Here, we can progress the ankle pumps to more of a seated heel raise. This targets the soleus muscle in the lower leg, but also helps progress you towards weight acceptance when allowed to being more weight bearing positions. We need to minimize the amount of muscle lost due to surgery and being partially weight bearing for these first 6 weeks.

Another big thing here is the stationary bike. This is great for blood flow, but also lower extremity (leg) endurance. Seat positioning can be important, as we don't want your knee getting too close to your chest just yet.

Week 3:

We're basically continuing on with our previous exercise load, but can add 4-way SLR now. This is simply leg raises but in different directions. We can do them laying on either side as well as on your back and stomach. The purpose of these is to help strengthen all of the muscle groups around the hip, which include your quads, gluteals, and adductors (muscles along the inside of your thigh).

Week 6:

(Weeks 4 and 5 are kind of blah. Nothing really changes, other than we want you to be able to move within your available ROM fairly pain free; you can do some light pool exercises at this time, though, should your MD allow aquatic-based exercise).

We can start weaning from the crutches at this point assuming weeks 4 and 5 showed good pain tolerance.

Things can really gear up now, as we can get you on the leg press for further strengthening of the leg. We can even initiate more gluteal-based exercises with activities such as the clamshell and single leg bridges. Two of my favorite parts, though, are progressing your available ROM a little further into flexion and external rotation, as well as getting you on your feet with an elliptical.
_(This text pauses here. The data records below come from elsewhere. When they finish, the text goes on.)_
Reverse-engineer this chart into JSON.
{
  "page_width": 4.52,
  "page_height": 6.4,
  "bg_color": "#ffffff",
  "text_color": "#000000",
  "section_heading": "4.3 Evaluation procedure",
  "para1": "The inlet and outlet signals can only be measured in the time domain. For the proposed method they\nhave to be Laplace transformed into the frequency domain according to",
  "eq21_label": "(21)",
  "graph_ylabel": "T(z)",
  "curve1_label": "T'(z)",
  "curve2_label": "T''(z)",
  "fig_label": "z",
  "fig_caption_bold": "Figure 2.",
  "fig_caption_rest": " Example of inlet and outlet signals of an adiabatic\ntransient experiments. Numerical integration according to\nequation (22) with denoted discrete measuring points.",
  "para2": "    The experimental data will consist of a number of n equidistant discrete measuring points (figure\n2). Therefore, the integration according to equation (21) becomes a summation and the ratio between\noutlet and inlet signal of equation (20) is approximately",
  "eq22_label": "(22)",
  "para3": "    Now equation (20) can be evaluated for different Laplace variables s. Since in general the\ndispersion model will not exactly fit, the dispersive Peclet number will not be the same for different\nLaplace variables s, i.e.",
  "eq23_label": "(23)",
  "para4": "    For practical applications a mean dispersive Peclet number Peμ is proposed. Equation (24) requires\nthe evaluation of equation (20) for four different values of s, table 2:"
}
It seems like progress is a little easier for post-surgical patients to see around week six. This is when big things/progressions begin to take shape, most notably the weaning from the crutches, especially if you're doing well.

Weeks 7-8:

These two weeks are about challenging your muscles with higher level exercises. We will instruct more single leg activity to help increase the strength on your affected extremity and include more resistance band exercises. This is also a time where I like to get you into weight bearing positions and get out of the sagittal plane a little bit and more into the horizontal and frontal planes of motion. These will be our more dynamic activities and help set the stage for ...

Weeks 9-11:

During this phase of the rehab process (which is significantly more important for athletes, whether you're a high school athlete, weekend warrior, or anything in between) we get to begin more sport-specific activity.

Assuming your progression has gone well, we will now being increasing your endurance/cardio activity as well as incorporate plyometric (jumping) exercises. This phase is set for weeks 9-11 but, in reality, can and does transition into the final phase (weeks 12+) because you will still be working on all of this even after return to sport.

Weeks 12+:

From this point on, you're looking for pain-free activity/exercise before being allowed to return to you sport of choice. We are constantly looking for deficiencies at this point because if we allow you to return to sport too soon, you can be at a greater risk for not only re-injury to the affected hip, but also injury to another joint/ligament/muscle somewhere else on the body (secondary to compensation strategies).

I always like to stress to my athletes that even when you feel like your 100% ready, it's sometimes best to take another couple of weeks to work on higher level strengthening exercises to make sure your body can handle the demands that are about to be placed on it.